Für die Forscher ist zum Beispiel die obere Schneegrenze ein wichtiger Faktor, um das Schmelzen der Gletscher im Sommer genauer zu berechnen. Genau dann, wenn am meisten Eis geschmolzen ist, ermitteln die Gletscherforscher vor Ort auf den Gletschern einige Punkte per GPS und legen so die Grenzlinien fest. Da der Großteil des Geländes nicht zugänglich ist, sind nur annähernde Messungen möglich. Mithilfe der Sentinel-Satelliten und ihren Daten aus dem All hingegen können die Experten für Erdbeobachtung von Eurac Research die Schneegrenze zu jedem beliebigen Zeitpunkt und für jeden Gletscher im Alpenraum am Computer genau ermitteln.
Derzeit kreisen fünf Sentinel-Satelliten aus dem Umweltprogramm der Europäischen Weltraumorganisation ESA um die Erde. Sie liefern eine immense Fülle an Informationen, die jedoch erst aus den Rohdaten erschlossen werden müssen. Hier setzt das von Eurac Research gegründete Sentinel Alpine Observatory an. Seit Jahren arbeiten die Forscher des Südtiroler Forschungszentrums an Technologien zur Datenerhebung und -überprüfung, zur Datenaufbereitung und an Algorithmen, die die Informationen für die Anwender zugänglich machen. Mit den erarbeiteten Karten zur Bodenfeuchte oder zur Ausdehnung der Gletscher, mit hochwertigen Aufnahmen zur Überwachung von Waldschäden und zur Schneebedeckung beliefern die Forscher von Eurac Research öffentliche Verwaltungen oder andere Experten. „Seit Jahren ist Südtirol unser ‚Labor‘. Mit unserem gesammelten Knowhow haben wir uns nun auf internationaler Ebene zum führenden Zentrum für die Verarbeitung von Satellitendaten zu den Alpen entwickelt. Kein Berggebiet auf der Welt wird permanent so genau überwacht“, erklärt Marc Zebisch, Klimaforscher von Eurac Research und Leiter des Instituts für Erdbeobachtung.

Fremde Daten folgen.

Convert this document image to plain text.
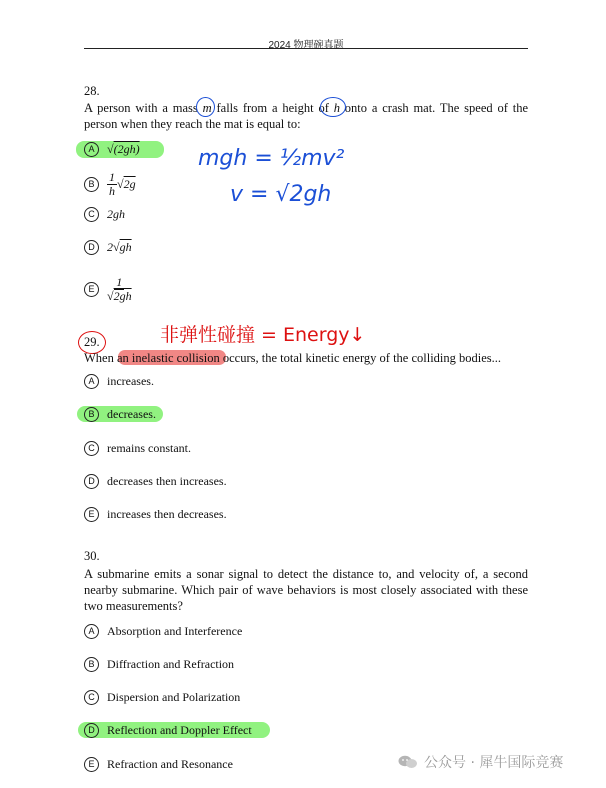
2024 物理碗真题
28.
A person with a mass m falls from a height of h onto a crash mat. The speed of the person when they reach the mat is equal to:
A	√(2gh)
B	$\frac{1}{h} √2g$
C	2gh
D	2√gh
E	$\frac{1}{√ 2gh}$
mgh = ½mv²
v = √2gh
29.	非弹性碰撞 = Energy↓
When an inelastic collision occurs, the total kinetic energy of the colliding bodies...
A	increases.
B	decreases.
C	remains constant.
D	decreases then increases.
E	increases then decreases.
30.
A submarine emits a sonar signal to detect the distance to, and velocity of, a second nearby submarine. Which pair of wave behaviors is most closely associated with these two measurements?
A	Absorption and Interference
B	Diffraction and Refraction
C	Dispersion and Polarization
D	Reflection and Doppler Effect
E	Refraction and Resonance	公众号 · 犀牛国际竞赛
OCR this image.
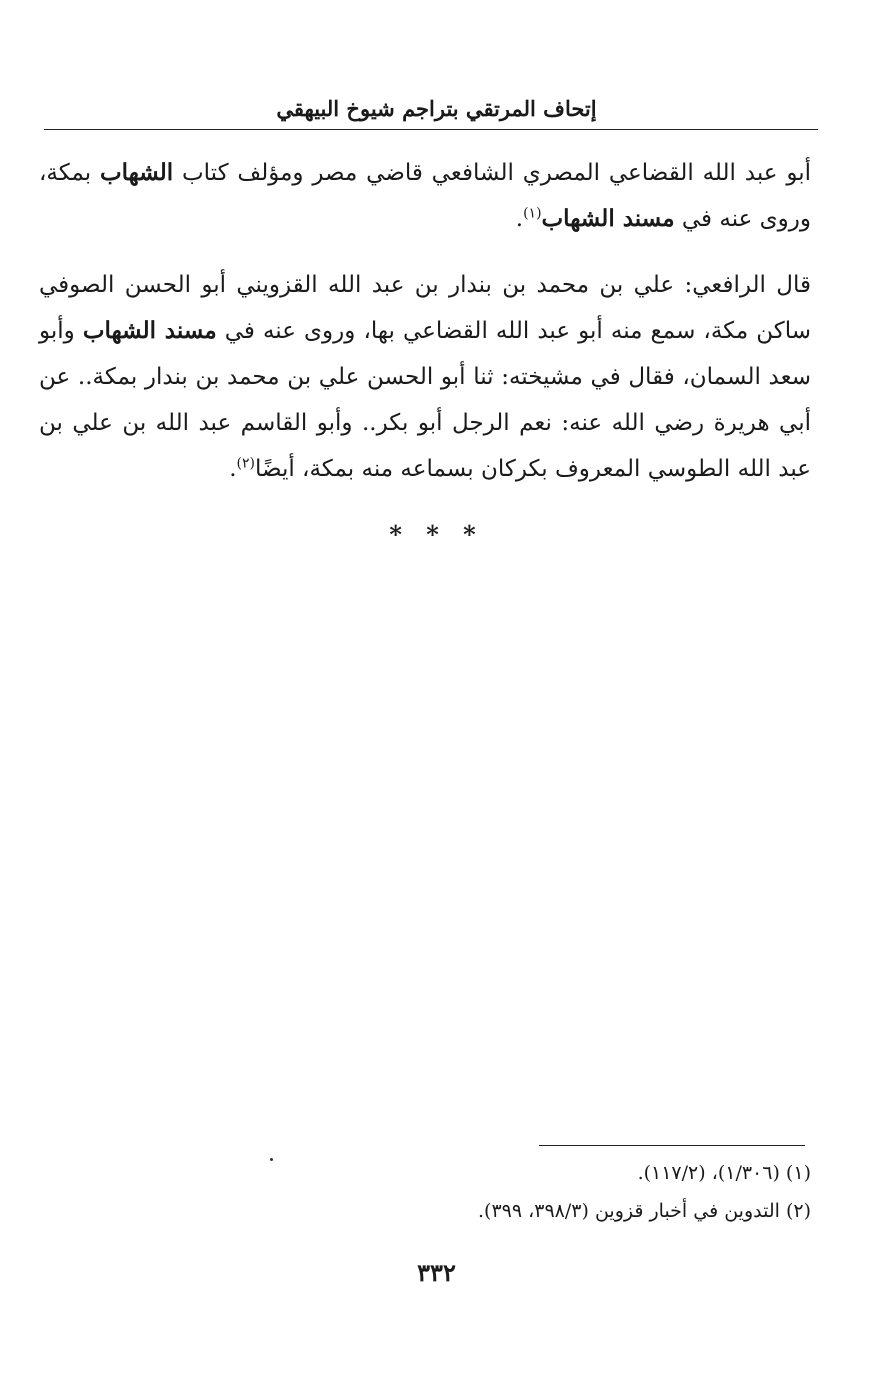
إتحاف المرتقي بتراجم شيوخ البيهقي
أبو عبد الله القضاعي المصري الشافعي قاضي مصر ومؤلف كتاب الشهاب بمكة، وروى عنه في مسند الشهاب$^{(١)}$.
قال الرافعي: علي بن محمد بن بندار بن عبد الله القزويني أبو الحسن الصوفي ساكن مكة، سمع منه أبو عبد الله القضاعي بها، وروى عنه في مسند الشهاب وأبو سعد السمان، فقال في مشيخته: ثنا أبو الحسن علي بن محمد بن بندار بمكة.. عن أبي هريرة رضي الله عنه: نعم الرجل أبو بكر.. وأبو القاسم عبد الله بن علي بن عبد الله الطوسي المعروف بكركان بسماعه منه بمكة، أيضًا$^{(٢)}$.
* * *
(١) (١/٣٠٦)، (١١٧/٢).
(٢) التدوين في أخبار قزوين (٣٩٨/٣، ٣٩٩).
٣٣٢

Mithilfe von Satellitentechnologie können die Experten Sturmschäden an Wäldern ermitteln, die Produktivität der Vegetation im Verhältnis zur Bodenfeuchte messen und damit die Bewässerung effizient planen, die Wassermenge in den Flüssen während der Schneeschmelze vorhersagen oder die Schneebedeckung in bestimmten Gebieten über mehrere Winter hinweg vergleichen.
Alle drei Tage erhalten und bearbeiten die Forscher von Eurac Research die Aufnahmen der Sentinel-Satelliten. Die Daten veröffentlichen sie für jedermann zugänglich auf der Onlineplattform http://sao.eurac.edu. Fürs Herunterladen ist es notwendig sich auf dem Portal zu registrieren. Das Angebot reicht von Rohdaten über nur zum Teil bearbeitete Materialien – interessant für spezialisierte Bereiche – bis hin zu aufbereiteten Karten oder Zeitreihen, die Verwaltungen sofort nutzen können.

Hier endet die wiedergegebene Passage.